The study of the origins and evolution of words is called etymology, and it is through this study that we know many terms we use today have their roots in death. For instance, "mortal," "morgue," and even "mortgage" derive from the Latin "mort," meaning death (via Word Reference). Mortgage comes from 14th century Europe and means "dead pledge," because when you paid off your property (or if you failed to make payments) the agreement ended for good (via Online Etymology Dictionary).
Deadline, however, is a much younger term that originated during the American Civil War.
The prisoner's dilemma
Civil War soldiers who were taken prisoner were kept under control with a "dead line." According to Merriam-Webster, a line was marked on the ground around makeshift prisons, and anyone who crossed it would be shot. The line came in the form of ditches, fences, or other markers that were not intended to be serious physical barriers to escape. If one lacked high, impenetrable walls after battles where enemy soldiers were captured, a dead line would have to do.

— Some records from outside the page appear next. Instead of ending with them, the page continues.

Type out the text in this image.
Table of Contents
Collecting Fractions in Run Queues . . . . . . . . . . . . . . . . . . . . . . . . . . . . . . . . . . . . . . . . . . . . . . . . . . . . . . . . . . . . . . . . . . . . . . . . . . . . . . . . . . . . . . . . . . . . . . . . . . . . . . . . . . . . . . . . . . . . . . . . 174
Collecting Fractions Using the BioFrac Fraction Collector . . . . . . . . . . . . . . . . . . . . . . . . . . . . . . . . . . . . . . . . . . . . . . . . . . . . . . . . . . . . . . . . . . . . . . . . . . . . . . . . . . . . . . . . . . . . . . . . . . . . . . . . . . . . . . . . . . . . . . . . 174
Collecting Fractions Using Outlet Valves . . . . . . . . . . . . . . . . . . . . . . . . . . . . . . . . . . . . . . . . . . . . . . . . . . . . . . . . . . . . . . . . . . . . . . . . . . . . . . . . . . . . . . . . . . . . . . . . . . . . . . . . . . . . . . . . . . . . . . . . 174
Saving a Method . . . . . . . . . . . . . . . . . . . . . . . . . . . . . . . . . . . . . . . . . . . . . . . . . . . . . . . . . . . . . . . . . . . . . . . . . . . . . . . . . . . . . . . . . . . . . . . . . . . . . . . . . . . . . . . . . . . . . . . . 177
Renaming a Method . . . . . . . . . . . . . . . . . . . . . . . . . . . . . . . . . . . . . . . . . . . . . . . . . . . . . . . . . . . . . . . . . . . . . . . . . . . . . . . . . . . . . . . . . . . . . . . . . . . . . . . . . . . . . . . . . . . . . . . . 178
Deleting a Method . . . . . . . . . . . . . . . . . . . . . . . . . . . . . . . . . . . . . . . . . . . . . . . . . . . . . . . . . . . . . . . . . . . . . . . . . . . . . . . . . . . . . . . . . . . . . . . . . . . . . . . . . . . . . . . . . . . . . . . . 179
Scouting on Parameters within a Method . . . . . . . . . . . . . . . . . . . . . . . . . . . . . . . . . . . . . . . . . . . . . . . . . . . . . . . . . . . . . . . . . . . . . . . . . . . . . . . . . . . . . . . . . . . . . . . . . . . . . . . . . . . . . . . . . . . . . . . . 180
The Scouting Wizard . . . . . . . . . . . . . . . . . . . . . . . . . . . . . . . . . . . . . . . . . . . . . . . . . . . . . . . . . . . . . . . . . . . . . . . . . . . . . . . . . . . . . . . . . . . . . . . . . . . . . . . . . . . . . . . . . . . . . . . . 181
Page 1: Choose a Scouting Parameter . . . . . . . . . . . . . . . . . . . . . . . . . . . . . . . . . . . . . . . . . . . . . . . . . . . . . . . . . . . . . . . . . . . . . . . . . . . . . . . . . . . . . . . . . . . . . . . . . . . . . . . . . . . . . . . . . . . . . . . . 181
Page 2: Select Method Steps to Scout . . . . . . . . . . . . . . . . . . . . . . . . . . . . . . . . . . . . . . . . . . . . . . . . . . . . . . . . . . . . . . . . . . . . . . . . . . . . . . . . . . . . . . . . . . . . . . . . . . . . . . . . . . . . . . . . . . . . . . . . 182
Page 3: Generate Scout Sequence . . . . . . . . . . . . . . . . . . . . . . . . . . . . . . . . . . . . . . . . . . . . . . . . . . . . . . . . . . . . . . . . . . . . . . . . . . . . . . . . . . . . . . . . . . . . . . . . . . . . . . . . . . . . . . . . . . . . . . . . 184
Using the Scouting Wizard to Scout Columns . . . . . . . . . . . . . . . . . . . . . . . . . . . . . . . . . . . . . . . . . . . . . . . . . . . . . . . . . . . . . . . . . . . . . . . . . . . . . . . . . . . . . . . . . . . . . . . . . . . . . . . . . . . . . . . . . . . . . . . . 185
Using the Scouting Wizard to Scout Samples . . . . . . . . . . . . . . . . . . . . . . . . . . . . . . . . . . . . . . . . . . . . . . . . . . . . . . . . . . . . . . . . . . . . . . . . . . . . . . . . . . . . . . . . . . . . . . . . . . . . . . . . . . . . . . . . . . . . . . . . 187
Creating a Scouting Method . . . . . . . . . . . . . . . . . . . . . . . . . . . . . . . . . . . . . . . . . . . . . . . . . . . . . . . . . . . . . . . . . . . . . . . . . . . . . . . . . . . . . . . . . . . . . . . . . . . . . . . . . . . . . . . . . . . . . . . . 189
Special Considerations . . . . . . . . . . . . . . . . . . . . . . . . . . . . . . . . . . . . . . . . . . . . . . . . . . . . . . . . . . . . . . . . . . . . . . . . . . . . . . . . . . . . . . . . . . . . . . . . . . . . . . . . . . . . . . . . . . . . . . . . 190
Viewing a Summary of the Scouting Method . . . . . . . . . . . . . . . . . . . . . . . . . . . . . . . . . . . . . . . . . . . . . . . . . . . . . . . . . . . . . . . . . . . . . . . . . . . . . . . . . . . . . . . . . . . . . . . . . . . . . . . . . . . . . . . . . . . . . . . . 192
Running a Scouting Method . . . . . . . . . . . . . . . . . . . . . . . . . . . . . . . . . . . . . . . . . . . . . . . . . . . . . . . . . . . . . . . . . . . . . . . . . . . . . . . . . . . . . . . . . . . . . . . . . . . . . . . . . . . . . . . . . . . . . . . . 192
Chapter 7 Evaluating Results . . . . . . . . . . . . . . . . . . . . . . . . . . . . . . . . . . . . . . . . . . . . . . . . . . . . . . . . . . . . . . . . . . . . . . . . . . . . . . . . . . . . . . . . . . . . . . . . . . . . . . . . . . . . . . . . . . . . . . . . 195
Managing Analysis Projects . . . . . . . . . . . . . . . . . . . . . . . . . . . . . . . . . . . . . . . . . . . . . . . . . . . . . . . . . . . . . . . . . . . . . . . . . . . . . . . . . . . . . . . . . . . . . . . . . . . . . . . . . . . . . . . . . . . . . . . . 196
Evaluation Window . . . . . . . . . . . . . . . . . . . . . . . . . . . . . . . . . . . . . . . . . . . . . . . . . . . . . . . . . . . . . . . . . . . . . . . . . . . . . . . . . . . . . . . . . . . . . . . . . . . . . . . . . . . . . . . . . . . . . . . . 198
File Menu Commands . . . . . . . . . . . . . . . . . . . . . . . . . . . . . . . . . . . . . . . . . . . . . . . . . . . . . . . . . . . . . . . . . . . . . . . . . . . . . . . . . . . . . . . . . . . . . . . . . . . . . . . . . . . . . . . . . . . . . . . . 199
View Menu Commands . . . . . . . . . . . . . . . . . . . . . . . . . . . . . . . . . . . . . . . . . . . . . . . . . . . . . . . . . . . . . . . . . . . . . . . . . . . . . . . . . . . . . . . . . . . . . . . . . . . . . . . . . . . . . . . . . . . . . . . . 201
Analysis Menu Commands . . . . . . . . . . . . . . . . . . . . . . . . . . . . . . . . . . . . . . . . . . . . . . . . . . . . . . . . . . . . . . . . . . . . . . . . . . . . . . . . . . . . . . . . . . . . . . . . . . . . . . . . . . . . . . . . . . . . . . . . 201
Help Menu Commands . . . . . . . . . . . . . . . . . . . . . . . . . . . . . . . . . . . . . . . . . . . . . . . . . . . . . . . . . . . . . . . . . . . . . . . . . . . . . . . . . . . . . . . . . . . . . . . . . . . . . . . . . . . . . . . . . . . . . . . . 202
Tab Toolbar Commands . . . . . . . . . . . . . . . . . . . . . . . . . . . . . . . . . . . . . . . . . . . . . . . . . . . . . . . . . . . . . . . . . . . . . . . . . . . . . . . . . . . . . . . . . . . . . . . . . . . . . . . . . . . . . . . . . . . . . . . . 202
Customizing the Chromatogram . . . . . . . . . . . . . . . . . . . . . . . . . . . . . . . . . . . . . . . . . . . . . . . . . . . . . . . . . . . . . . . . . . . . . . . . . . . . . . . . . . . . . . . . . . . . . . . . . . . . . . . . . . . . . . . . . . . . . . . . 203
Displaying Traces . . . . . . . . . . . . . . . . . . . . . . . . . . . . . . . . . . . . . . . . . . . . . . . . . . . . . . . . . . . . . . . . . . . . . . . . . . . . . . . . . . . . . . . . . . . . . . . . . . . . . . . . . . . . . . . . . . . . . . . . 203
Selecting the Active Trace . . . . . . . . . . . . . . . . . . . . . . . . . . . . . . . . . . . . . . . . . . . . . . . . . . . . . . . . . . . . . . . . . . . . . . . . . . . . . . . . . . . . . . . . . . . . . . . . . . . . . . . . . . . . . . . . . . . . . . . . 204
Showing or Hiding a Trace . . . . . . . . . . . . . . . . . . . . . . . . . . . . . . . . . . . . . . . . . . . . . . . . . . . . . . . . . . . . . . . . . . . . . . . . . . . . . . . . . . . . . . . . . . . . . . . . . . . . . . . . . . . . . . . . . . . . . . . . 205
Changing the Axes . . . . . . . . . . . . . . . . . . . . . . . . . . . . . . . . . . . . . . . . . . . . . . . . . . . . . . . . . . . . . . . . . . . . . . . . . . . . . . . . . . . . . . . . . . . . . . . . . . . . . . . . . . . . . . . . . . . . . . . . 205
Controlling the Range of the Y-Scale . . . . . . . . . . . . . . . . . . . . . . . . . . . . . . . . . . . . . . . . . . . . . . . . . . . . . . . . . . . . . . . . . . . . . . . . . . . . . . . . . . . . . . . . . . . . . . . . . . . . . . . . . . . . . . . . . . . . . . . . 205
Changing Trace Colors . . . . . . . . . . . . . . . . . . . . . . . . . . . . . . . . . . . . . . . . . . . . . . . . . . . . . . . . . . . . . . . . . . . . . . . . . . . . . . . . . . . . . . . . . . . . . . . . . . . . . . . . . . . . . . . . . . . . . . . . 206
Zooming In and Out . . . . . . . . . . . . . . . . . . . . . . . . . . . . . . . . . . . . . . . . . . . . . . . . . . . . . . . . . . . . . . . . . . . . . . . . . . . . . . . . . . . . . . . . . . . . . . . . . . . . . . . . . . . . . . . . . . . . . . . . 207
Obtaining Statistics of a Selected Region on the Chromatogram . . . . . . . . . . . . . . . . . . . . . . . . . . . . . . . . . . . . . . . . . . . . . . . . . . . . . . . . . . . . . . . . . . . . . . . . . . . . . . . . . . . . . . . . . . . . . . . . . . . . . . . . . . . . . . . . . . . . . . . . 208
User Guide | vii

"Before noon we were turned into the pen which is merely enclosed by a ditch and the dirt taken from the ditch thrown up on the outside, making a sort of breastwork," captured soldier Robert Ransom wrote in 1863, according to Merriam-Webster. "The ditch serves as a dead line, and no prisoners must go near the ditch." Some crossed the dead line in attempts to escape, but others did so as a means of suicide, unable to bear the horrific conditions in some camps. The trial of a Confederate leader from the infamous prison at Andersonville, Georgia, whose deadlines were either boards on the ground or simply imaginary lines, did much to popularize the term (via Mental Floss). But when did deadline come to have its modern connotation?
From war to the newsroom
The Online Etymology Dictionary says that by 1920, deadline was used in newsrooms in the manner most are familiar with today. This is interesting, because news reports in 1864 played a role in disseminating the term to the public, usually in stories about the Andersonville, Georgia, prison (via Merriam-Webster). The precise details of how the word came to be used as it is today cannot be known, but it's easy enough to imagine. The press needs its stories by a certain time to go to print, a hard stop, and one can envision an editor or writer somewhere joking that anyone who crossed that line, who was late with a story, would be shot. After this new term for due date (or time) took root in newsrooms, it spread to schools, businesses, and everywhere else.
Deadlines today may not provoke the same fear and submission that comes from potentially being gunned down, but they do create stress that reduces procrastination and supercharges performance (via The Guardian).